If you cruise the job boards and read listings, one way you can cull the worthwhile jobs from the non-worthwhile jobs is their approach to samples.
Professionals ask for samples from your previous work. They might ask that it’s on topic; or they might just want a general sample for voice and style. But they are smart enough, respectful of skill, and capable of reading a sample and seeing if the writer’s style, tone, and craft are compatible.
Companies lower down the scale, who tend to put quantity over quality, will often demand an unpaid sample on a topic they assign. I’ve seen this in web content jobs, and, disturbingly, in some of the corporate script-writing jobs.
Sometimes, they are clear in the ad, and you can just move on without bothering to pitch. But some companies wait until you pitch and then demand you write a “sample” per their specifications as a “test” without pay.
This is different than a company that requests a standard editing or writing test that it wants for all applicants – although the top companies who do that also pay you for your time.

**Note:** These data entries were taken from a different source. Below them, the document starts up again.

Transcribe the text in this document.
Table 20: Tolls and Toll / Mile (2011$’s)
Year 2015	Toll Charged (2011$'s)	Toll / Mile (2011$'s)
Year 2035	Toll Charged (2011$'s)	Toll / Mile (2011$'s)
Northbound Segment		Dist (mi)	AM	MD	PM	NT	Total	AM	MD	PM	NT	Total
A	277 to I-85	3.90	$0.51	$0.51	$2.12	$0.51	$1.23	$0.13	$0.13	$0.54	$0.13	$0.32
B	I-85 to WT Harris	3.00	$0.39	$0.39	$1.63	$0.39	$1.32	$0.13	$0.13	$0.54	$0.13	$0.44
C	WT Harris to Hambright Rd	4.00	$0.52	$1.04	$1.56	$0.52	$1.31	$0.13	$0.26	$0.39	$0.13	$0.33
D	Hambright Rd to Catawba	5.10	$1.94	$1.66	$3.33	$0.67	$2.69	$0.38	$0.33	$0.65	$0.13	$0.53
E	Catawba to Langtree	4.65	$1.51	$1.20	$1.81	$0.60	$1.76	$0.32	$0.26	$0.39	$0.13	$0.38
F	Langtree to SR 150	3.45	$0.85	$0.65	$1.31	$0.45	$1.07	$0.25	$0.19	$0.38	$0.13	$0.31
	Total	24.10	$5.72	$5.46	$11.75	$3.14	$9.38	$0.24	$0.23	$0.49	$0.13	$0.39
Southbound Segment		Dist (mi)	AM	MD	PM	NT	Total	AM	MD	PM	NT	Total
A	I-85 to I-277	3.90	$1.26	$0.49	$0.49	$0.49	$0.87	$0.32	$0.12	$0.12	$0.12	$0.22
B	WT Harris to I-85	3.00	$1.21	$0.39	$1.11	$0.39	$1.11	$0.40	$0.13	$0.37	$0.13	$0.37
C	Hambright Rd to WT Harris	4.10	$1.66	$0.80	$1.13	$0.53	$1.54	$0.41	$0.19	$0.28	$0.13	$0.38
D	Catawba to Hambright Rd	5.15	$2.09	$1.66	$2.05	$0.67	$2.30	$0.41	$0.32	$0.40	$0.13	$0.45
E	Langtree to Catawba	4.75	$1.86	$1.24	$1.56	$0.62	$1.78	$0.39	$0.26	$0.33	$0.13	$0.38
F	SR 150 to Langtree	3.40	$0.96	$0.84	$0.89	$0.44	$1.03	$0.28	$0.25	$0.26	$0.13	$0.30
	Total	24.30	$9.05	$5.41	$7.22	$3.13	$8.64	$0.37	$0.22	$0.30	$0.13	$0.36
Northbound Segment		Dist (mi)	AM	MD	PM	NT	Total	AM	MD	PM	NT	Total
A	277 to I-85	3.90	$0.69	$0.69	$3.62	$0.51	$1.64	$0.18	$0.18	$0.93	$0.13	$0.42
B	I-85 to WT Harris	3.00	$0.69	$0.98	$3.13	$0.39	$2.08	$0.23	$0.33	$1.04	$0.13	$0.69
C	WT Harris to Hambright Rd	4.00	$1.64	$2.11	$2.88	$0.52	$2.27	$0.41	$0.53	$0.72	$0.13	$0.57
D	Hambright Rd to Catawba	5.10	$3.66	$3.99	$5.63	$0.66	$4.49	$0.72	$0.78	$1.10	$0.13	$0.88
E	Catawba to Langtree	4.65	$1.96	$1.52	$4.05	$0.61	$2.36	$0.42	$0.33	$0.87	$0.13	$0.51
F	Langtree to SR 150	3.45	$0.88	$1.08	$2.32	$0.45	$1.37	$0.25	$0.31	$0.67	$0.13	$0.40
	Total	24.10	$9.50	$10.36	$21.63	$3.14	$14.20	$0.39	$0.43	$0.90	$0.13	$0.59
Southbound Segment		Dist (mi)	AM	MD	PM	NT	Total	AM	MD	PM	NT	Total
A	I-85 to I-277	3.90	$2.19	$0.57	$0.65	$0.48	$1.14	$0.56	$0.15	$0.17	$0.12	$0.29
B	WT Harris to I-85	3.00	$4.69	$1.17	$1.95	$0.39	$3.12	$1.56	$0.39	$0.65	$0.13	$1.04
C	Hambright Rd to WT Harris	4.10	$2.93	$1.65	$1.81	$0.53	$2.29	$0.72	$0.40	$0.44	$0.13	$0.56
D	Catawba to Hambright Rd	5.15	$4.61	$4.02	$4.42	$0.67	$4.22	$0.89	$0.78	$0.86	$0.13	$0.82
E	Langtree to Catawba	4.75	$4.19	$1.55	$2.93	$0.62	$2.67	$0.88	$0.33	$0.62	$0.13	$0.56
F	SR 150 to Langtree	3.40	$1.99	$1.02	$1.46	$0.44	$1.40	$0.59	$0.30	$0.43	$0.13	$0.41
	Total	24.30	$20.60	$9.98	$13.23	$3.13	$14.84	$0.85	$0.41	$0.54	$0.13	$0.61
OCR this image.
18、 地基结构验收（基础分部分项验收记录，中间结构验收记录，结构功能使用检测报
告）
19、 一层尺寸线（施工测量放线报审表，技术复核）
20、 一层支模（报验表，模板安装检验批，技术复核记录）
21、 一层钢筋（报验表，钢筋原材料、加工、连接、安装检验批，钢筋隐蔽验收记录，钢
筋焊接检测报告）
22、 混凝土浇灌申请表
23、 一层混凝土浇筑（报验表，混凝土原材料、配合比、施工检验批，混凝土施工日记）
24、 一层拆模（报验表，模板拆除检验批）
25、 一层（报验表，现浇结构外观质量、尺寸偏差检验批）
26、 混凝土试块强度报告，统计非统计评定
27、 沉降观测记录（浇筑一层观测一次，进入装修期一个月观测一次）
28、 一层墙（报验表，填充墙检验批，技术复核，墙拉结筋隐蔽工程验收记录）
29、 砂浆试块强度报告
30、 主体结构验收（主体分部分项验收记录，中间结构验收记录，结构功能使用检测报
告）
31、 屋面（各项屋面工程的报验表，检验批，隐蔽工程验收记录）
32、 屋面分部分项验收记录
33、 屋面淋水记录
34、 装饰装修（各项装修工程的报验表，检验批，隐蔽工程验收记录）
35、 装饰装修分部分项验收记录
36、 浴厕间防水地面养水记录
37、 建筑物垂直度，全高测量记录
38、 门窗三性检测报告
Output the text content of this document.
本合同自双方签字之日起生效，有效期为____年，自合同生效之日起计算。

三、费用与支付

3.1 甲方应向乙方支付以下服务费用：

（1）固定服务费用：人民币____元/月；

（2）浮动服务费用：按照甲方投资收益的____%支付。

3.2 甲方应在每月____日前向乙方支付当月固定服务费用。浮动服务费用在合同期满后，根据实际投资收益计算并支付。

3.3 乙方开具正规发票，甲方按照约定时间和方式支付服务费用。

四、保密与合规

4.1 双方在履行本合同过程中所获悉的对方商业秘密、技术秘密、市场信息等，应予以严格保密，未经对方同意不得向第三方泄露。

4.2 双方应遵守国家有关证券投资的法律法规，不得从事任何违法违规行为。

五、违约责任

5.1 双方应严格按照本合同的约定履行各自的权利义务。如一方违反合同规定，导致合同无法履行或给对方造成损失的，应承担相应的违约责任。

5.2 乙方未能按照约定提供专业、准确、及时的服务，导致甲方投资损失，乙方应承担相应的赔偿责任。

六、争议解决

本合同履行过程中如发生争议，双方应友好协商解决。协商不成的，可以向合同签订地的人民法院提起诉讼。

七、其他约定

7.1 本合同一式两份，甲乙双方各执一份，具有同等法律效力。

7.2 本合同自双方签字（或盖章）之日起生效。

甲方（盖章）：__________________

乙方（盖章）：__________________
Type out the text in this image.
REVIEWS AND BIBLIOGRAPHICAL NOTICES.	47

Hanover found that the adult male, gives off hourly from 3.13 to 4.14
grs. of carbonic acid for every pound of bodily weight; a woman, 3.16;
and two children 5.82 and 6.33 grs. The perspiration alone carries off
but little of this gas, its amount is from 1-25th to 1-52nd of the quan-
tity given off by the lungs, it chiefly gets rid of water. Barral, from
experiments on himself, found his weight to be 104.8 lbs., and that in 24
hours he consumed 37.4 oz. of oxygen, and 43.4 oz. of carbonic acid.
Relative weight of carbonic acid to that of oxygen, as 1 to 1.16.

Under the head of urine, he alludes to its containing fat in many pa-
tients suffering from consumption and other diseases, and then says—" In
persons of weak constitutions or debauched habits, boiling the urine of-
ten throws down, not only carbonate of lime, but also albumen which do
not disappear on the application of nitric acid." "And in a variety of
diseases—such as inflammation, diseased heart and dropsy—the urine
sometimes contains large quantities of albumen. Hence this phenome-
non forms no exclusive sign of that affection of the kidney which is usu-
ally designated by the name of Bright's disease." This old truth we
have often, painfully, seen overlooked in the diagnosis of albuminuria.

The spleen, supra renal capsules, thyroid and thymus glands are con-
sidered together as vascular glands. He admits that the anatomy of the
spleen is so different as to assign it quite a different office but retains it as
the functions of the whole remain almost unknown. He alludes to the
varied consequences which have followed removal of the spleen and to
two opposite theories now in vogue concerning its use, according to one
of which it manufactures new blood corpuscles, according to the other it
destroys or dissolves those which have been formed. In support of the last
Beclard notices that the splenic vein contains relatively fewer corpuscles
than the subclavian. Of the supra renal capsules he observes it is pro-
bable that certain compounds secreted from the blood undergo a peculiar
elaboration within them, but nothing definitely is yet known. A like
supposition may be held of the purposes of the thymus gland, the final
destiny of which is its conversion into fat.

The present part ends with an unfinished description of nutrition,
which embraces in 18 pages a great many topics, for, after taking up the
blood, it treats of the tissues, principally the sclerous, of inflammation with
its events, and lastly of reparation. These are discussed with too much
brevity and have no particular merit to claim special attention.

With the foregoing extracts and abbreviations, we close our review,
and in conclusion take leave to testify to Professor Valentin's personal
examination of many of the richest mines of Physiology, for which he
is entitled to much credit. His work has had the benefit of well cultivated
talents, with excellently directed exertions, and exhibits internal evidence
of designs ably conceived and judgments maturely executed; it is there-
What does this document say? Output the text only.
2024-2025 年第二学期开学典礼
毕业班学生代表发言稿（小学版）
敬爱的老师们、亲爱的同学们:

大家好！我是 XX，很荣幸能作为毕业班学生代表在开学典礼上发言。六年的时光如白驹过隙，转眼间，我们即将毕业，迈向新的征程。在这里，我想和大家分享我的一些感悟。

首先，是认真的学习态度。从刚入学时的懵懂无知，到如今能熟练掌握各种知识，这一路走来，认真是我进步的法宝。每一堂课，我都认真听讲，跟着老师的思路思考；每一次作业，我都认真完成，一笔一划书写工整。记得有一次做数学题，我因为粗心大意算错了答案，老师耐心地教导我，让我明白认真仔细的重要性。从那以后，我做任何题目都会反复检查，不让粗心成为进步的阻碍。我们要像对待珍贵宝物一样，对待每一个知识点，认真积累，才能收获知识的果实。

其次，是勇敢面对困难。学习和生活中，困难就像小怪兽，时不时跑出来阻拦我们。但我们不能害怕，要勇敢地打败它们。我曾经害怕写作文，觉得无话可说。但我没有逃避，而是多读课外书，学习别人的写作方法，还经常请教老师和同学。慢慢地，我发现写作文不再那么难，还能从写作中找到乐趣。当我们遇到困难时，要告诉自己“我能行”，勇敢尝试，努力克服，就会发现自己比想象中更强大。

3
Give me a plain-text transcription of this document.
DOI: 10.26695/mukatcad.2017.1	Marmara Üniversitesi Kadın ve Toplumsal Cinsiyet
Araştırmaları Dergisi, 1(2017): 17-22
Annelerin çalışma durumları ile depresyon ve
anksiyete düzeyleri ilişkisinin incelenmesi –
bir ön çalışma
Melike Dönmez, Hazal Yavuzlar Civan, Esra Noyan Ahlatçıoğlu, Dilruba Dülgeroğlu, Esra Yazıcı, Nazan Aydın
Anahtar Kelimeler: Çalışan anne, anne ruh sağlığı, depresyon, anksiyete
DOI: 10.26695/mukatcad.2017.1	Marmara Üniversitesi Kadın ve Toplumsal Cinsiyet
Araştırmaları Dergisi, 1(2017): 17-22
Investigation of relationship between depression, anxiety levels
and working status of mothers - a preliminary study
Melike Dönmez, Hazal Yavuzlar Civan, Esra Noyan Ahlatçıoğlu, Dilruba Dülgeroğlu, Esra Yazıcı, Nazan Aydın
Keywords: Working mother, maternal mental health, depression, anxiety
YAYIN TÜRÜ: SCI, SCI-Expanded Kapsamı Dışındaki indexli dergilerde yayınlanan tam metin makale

Freshly minted freelancers (and many fresh authors, scriptwriters, etc.) worry that if they submit material, it will be stolen. The only place that’s likely is in the land of the Unpaid Sample.
Note that this is different than an agent or an editor requesting sample chapters of your completed novel. That IS legitimate. Legitimate agents and editors don’t need or want to steal anything from eager authors.
The Scam Samplers give you parameters and demand that you write a complete article (or script) with sources, embedded links, et al – for nothing. In other words, they have a pool of unpaid writers. They then tell those who submitted that they’re “going in a different direction” or “the position has been filled.” The company vanished. The unpaid work then turns up, under a different company name, and a different byline.
I remember, several years ago, someone in a freelance group in which I participated, brought up such an ad. This guy was angry because he’d answered the ad, submitted the sample, and was told he didn’t get the job. A week later, the company’s website was gone. Three weeks later, he came across a new website for a similar company – and his work was up there, verbatim, under a different byline for a different company. He posted on the loop. Nearly two dozen other freelancers had submitted to the same company. All of them were told that they hadn’t gotten the job. ALL of their work was up on this website. Unattributed. Unpaid.
I’d seen the job. I’d pitched. But as soon as they asked for an article written specifically to them for their specs – I sent them a response with how much it would cost.
I charge for such samples. I charge a lower rate, but I charge. And I expect 50% in advance, and 50% paid on receipt of the sample.
When I got a nasty email in response, I told them no.
Something similar happened a few months ago, when I pitched to a company to write 3 minute corporate videos for their product. I hadn’t written for that type of product, but I’d written enough corporate videos that reflected the various company’s visions and products with a sense of humor that I felt good about the submission. I’d used several as samples for other jobs – and landed those jobs. I knew the samples stood up.
The “producer” got back to me and said they loved my scripts. Now, they wanted me to participate in a TWO HOUR Skype session with the client, and then write a spec script for the product itself to see if I could “get” their tone. Then we would start talking contract. Because, of course, in spite of the rate listed in the ad (which was near the top of my range), that might change (go lower) during contract negotiations.
I spent two and a half decades working production in theatre, film, and television. Any professional director or producer can read a similar script excerpt or sample and know if the writer “gets” the tone. There are also specific Guild rates for all of this type of work, including working on a script that is later rejected.
I sent them a rate for that amount of work.
I got an immediate email stating no, no, no, they weren’t PAYING for this work. There were many strong candidates and this was part of the competition to see who would get the job.
I wished them well and withdrew from consideration.
This led to a barrage of nasty emails over 36 hours berating me for my unprofessionalism and that I should be grateful for the opportunity. To waste two hours of my time on SKYPE and write a complete script for free. Not grateful when someone tries to scam me.
I forwarded them all to my lawyer and had him deal with it.
These are the jobs that aren’t worth a freelancer’s time and effort. You won’t be paid; you won’t have anything worthwhile to add to your portfolio.
A legitimate, professional company has personnel who can read, comprehend, and project whether or not a particular writer’s style is right for their vision. I do script coverage for several small production companies and individual directors. That’s the job – discernment of art, craft, and style. If they want a project-specific sample, they are willing to negotiate a sample rate.
If either side decides it’s not the right fit, you part with cordiality.
Everyone’s time and skills are respected, and properly compensated.
Anything else is not worth the time, energy or frustration. Let the scammers eat themselves.